The role of women in the military has changed considerably in just a few years. Recently the Pentagon took the big step of allowing women to officially serve in combat.
Unfortunately, the military justice system and, in a broader sense, the overall military culture has failed to keep pace with these changes. That was evident in the testimony by women victims of sexual assault during a Senate panel hearing last week.
During a two-part hearing, the panel heard stories from several victims who said military justice is broken. They urged Congress to act immediately to stem the rape, sexual assault and sexual harassment they said are pervasive in all branches of the military.
The stories were harrowing.
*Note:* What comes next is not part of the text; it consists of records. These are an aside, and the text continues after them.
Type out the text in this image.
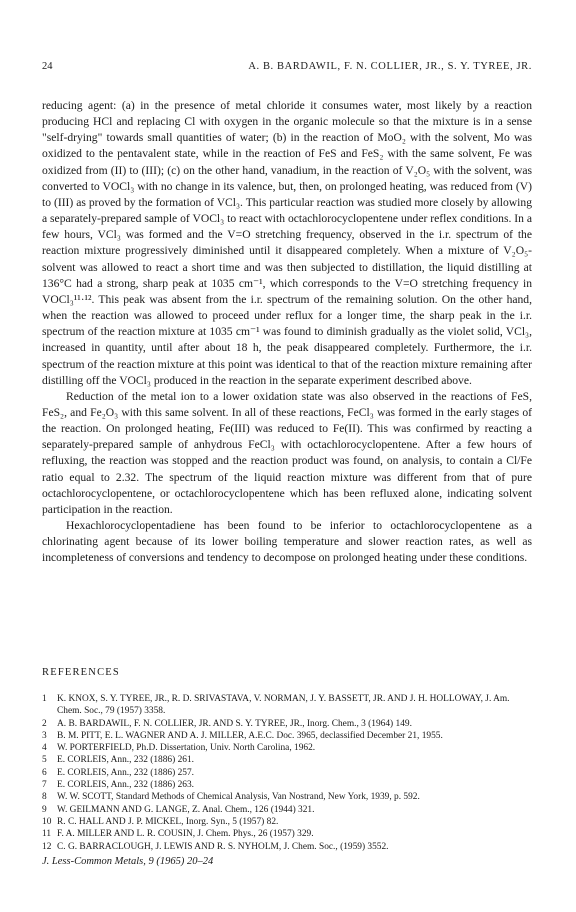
24	A. B. BARDAWIL, F. N. COLLIER, JR., S. Y. TYREE, JR.

reducing agent: (a) in the presence of metal chloride it consumes water, most likely by a reaction producing HCl and replacing Cl with oxygen in the organic molecule so that the mixture is in a sense "self-drying" towards small quantities of water; (b) in the reaction of MoO₂ with the solvent, Mo was oxidized to the pentavalent state, while in the reaction of FeS and FeS₂ with the same solvent, Fe was oxidized from (II) to (III); (c) on the other hand, vanadium, in the reaction of V₂O₅ with the solvent, was converted to VOCl₃ with no change in its valence, but, then, on prolonged heating, was reduced from (V) to (III) as proved by the formation of VCl₃. This particular reaction was studied more closely by allowing a separately-prepared sample of VOCl₃ to react with octachlorocyclopentene under reflex conditions. In a few hours, VCl₃ was formed and the V=O stretching frequency, observed in the i.r. spectrum of the reaction mixture progressively diminished until it disappeared completely. When a mixture of V₂O₅-solvent was allowed to react a short time and was then subjected to distillation, the liquid distilling at 136°C had a strong, sharp peak at 1035 cm⁻¹, which corresponds to the V=O stretching frequency in VOCl₃¹¹·¹². This peak was absent from the i.r. spectrum of the remaining solution. On the other hand, when the reaction was allowed to proceed under reflux for a longer time, the sharp peak in the i.r. spectrum of the reaction mixture at 1035 cm⁻¹ was found to diminish gradually as the violet solid, VCl₃, increased in quantity, until after about 18 h, the peak disappeared completely. Furthermore, the i.r. spectrum of the reaction mixture at this point was identical to that of the reaction mixture remaining after distilling off the VOCl₃ produced in the reaction in the separate experiment described above.

Reduction of the metal ion to a lower oxidation state was also observed in the reactions of FeS, FeS₂, and Fe₂O₃ with this same solvent. In all of these reactions, FeCl₃ was formed in the early stages of the reaction. On prolonged heating, Fe(III) was reduced to Fe(II). This was confirmed by reacting a separately-prepared sample of anhydrous FeCl₃ with octachlorocyclopentene. After a few hours of refluxing, the reaction was stopped and the reaction product was found, on analysis, to contain a Cl/Fe ratio equal to 2.32. The spectrum of the liquid reaction mixture was different from that of pure octachlorocyclopentene, or octachlorocyclopentene which has been refluxed alone, indicating solvent participation in the reaction.

Hexachlorocyclopentadiene has been found to be inferior to octachlorocyclopentene as a chlorinating agent because of its lower boiling temperature and slower reaction rates, as well as incompleteness of conversions and tendency to decompose on prolonged heating under these conditions.

REFERENCES
1	K. KNOX, S. Y. TYREE, JR., R. D. SRIVASTAVA, V. NORMAN, J. Y. BASSETT, JR. AND J. H. HOLLOWAY, J. Am. Chem. Soc., 79 (1957) 3358.
2	A. B. BARDAWIL, F. N. COLLIER, JR. AND S. Y. TYREE, JR., Inorg. Chem., 3 (1964) 149.
3	B. M. PITT, E. L. WAGNER AND A. J. MILLER, A.E.C. Doc. 3965, declassified December 21, 1955.
4	W. PORTERFIELD, Ph.D. Dissertation, Univ. North Carolina, 1962.
5	E. CORLEIS, Ann., 232 (1886) 261.
6	E. CORLEIS, Ann., 232 (1886) 257.
7	E. CORLEIS, Ann., 232 (1886) 263.
8	W. W. SCOTT, Standard Methods of Chemical Analysis, Van Nostrand, New York, 1939, p. 592.
9	W. GEILMANN AND G. LANGE, Z. Anal. Chem., 126 (1944) 321.
10 R. C. HALL AND J. P. MICKEL, Inorg. Syn., 5 (1957) 82.
11 F. A. MILLER AND L. R. COUSIN, J. Chem. Phys., 26 (1957) 329.
12 C. G. BARRACLOUGH, J. LEWIS AND R. S. NYHOLM, J. Chem. Soc., (1959) 3552.
J. Less-Common Metals, 9 (1965) 20–24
In one case, a former Army sergeant told the panel that she was raped by another service member while serving in Afghanistan, but her case was eventually closed after senior commanders decided not to pursue charges.
Another incident highlighted a fundamental problem with the military’s legal system. An Air Force lieutenant colonel was found guilty by a jury of military officers on charges of abusive sexual contact, aggravated sexual assault and three instances of conduct unbecoming of an officer and a gentleman.
But under military regulations, a commander who convenes a court martial, known as the convening authority, has the sole discretion to reduce or set aside guilty verdicts and sentences or to reverse a jury’s verdict. That is what the convening officer, a lieutenant general, did in this case, overturning the colonel’s conviction and having him released from the U.S. Naval Consolidated Brig in Charleston where he was serving a year’s sentence after which he was to be dismissed from the service.
These are not isolated incidents. Nearly 2,500 sexual violence cases in the military services were reported in 2011, but only 240 made it to trial, said Sen. Kirsten Gillibrand, D-N.Y., chairwoman of the Senate Armed Services personnel subcommittee.
The problem of giving commanding officers the unilateral authority to determine the fate of such cases is obvious. They usually have a professional relationship with the accused and often with the victim as well. Impartiality under those circumstances is virtually impossible.
The first step in ensuring that victims of sexual assault can find justice in the military is to establish a fair and impartial criminal justice system run by professionals and legal experts. And the rulings made by judges and juries at courts-martial proceedings should not be allowed to be overturned by a single officer.
But the military must go farther than that if men and women are to serve side by side in harmony. Officers must be trained to follow a prescribed set of actions whenever an accusation of sexual assault or harassment occurs in the ranks.
Some women victims have testified that they were forced to continue to serve alongside their attackers. That is unacceptable. Alleged victims in the military should have all the same legal and physical protections afforded civilian victims.
U.S. servicewomen have made strides in proving their capability of handling any job performed by their fellow servicemen. And perhaps attitudes will change as more and more women advance in rank.
But the Pentagon can’t sit back and wait for that to happen. It has to take action now to ensure that sexual assault cases are handled quickly and fairly, and that offenders are disciplined.
As last week’s hearing indicates, the brass have their work cut out for them.